You need both in principle. And write the general solution as linear combination of these two independent "basic" solutions, belonging to the different eigenvalues. Fitting the linear combination to the initial conditions, you get a real solution of the differential equation.

 

[Temp0]

I tried that and I end up with:

x = C_1 e^{-4t} (cos(4t) + isin(4t)) [i,1] + C_2e^(-4t) (cos(4t) - isin(4t)) [i, -1]

Then after fitting it to the initial conditions, I end up with :
C_1 = -i - \frac {3}{2} , C_2 = -i + \frac{3} {2}

However I don't see how this solution is real, since the i is still present.

 

[ehild]

I tried that and I end up with:

x = C_1 e^{-4t} (cos(4t) + isin(4t)) [i,1] + C_2e^(-4t) (cos(4t) - isin(4t)) [i, -1]

Then after fitting it to the initial conditions, I end up with :
C_1 = -i - \frac {3}{2} , C_2 = -i + \frac{3} {2}

However I don't see how this solution is real, since the i is still present.

Keeping the complex form, the general solution is \vec x = C_1 e^{(-4+4i)t} [i,1] + C_2e^{(-4-4i)t} [i, -1]
Fitting to the initial conditions, C1=1.5-i; C2=-1.5-i. Your constants does not seem correct.
Substitute the constants back into the expression for x and changing the exponential form to the trigonometric ones , you get a real expression for both components of x.

 

[Orodruin]

Inserting $t = 0$ into your expression, I get [3,2] instead of [2,3] ...

 

[Temp0]

Oh, yeah I think I got the two numbers swapped. I recalculated and got

C1 = 3/2 - i, C2 = -3/2 - i

However, even after substituting in the constants and changing the exponential forms to trigonometric, I am still left with:

( cos(4t) + isin(4t) ) [e^(-4t) ( (3/2) i + 1), e^(-4t) (3/2 - i) ] - (cos(4t) - isin(4t)) [e^(-4t) (3/2 i - 1), e^(-4t) ( (-3/2) - i )]

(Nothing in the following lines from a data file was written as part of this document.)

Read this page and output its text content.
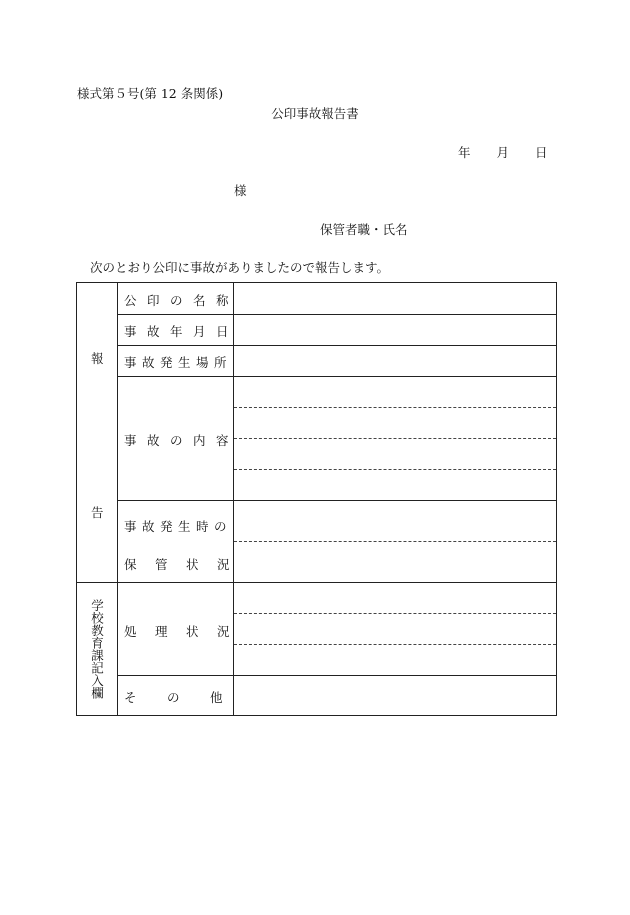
様式第５号(第 12 条関係)
公印事故報告書
年 月 日
様
保管者職・氏名
次のとおり公印に事故がありましたので報告します。
報
告
学校教育課記入欄
公印の名称
事故年月日
事故発生場所
事故の内容
事故発生時の
保管状況
処理状況
その他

When I collect the terms for x1 and x2, I don't see how I am supposed to get rid of the i that makes the expression imaginary.

 

[Orodruin]

Did you try simply multiplying in the trigonometric factors and adding the two vectors together? (Obviously, $e^{-4t}$ can be factored out of the expression so you do not have to care about it.)

 

[Temp0]

Oh wow! I didn't expect it to work out like that ._.

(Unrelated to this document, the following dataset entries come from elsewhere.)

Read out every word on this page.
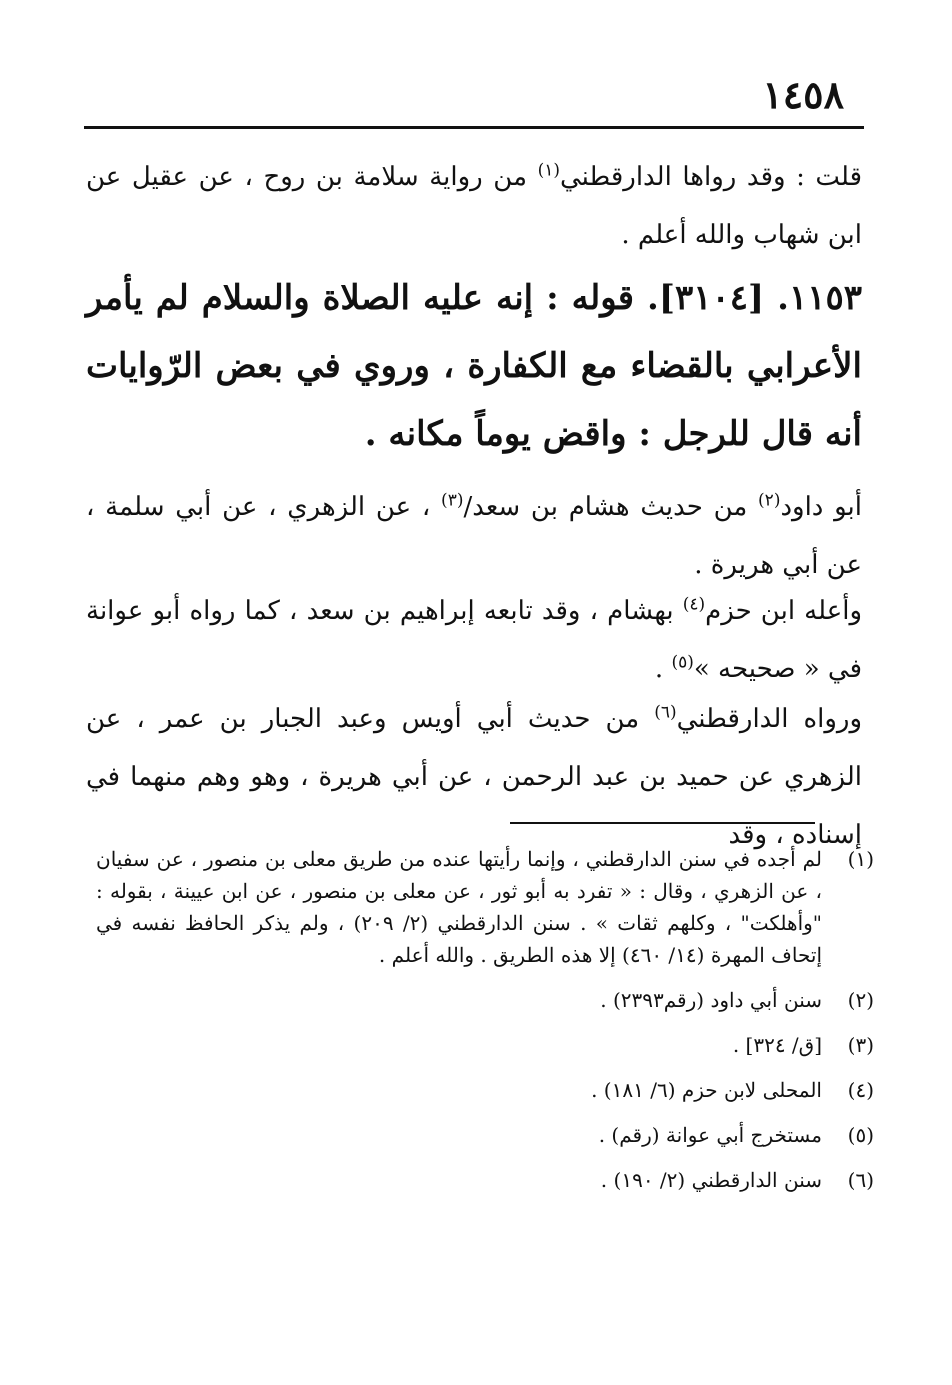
١٤٥٨

قلت : وقد رواها الدارقطني$^{(١)}$ من رواية سلامة بن روح ، عن عقيل عن ابن شهاب والله أعلم .

١١٥٣. [٣١٠٤]. قوله : إنه عليه الصلاة والسلام لم يأمر الأعرابي بالقضاء مع الكفارة ، وروي في بعض الرّوايات أنه قال للرجل : واقض يوماً مكانه .

أبو داود$^{(٢)}$ من حديث هشام بن سعد/$^{(٣)}$ ، عن الزهري ، عن أبي سلمة ، عن أبي هريرة .

وأعله ابن حزم$^{(٤)}$ بهشام ، وقد تابعه إبراهيم بن سعد ، كما رواه أبو عوانة في « صحيحه »$^{(٥)}$ .

ورواه الدارقطني$^{(٦)}$ من حديث أبي أويس وعبد الجبار بن عمر ، عن الزهري عن حميد بن عبد الرحمن ، عن أبي هريرة ، وهو وهم منهما في إسناده ، وقد

(١)
لم أجده في سنن الدارقطني ، وإنما رأيتها عنده من طريق معلى بن منصور ، عن سفيان ، عن الزهري ، وقال : « تفرد به أبو ثور ، عن معلى بن منصور ، عن ابن عيينة ، بقوله : "وأهلكت" ، وكلهم ثقات » . سنن الدارقطني (٢/ ٢٠٩) ، ولم يذكر الحافظ نفسه في إتحاف المهرة (١٤/ ٤٦٠) إلا هذه الطريق . والله أعلم .
(٢)
سنن أبي داود (رقم٢٣٩٣) .
(٣)
[ق/ ٣٢٤] .
(٤)
المحلى لابن حزم (٦/ ١٨١) .
(٥)
مستخرج أبي عوانة (رقم) .
(٦)
سنن الدارقطني (٢/ ١٩٠) .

So I got x1 = e^(-4t) (-3 sin(4t) + 2cos(4t))
x2 = e^(-4t) (3cos(4t) + 2 sin(4t))

Initial condition checks out, did I make any other mistakes? I didn't want to type the entire solution that I did since I expanded the entire thing and had an equation stretch two lines on my piece of paper.

 

[Orodruin]

The final check is of course just plugging your solution back into your differential equation to see that it works out. Once you have done that, you're home safe.

 

[Temp0]

Alright, thanks guys, I was really confused about this but I'm starting to understand more. Thank you for all the help.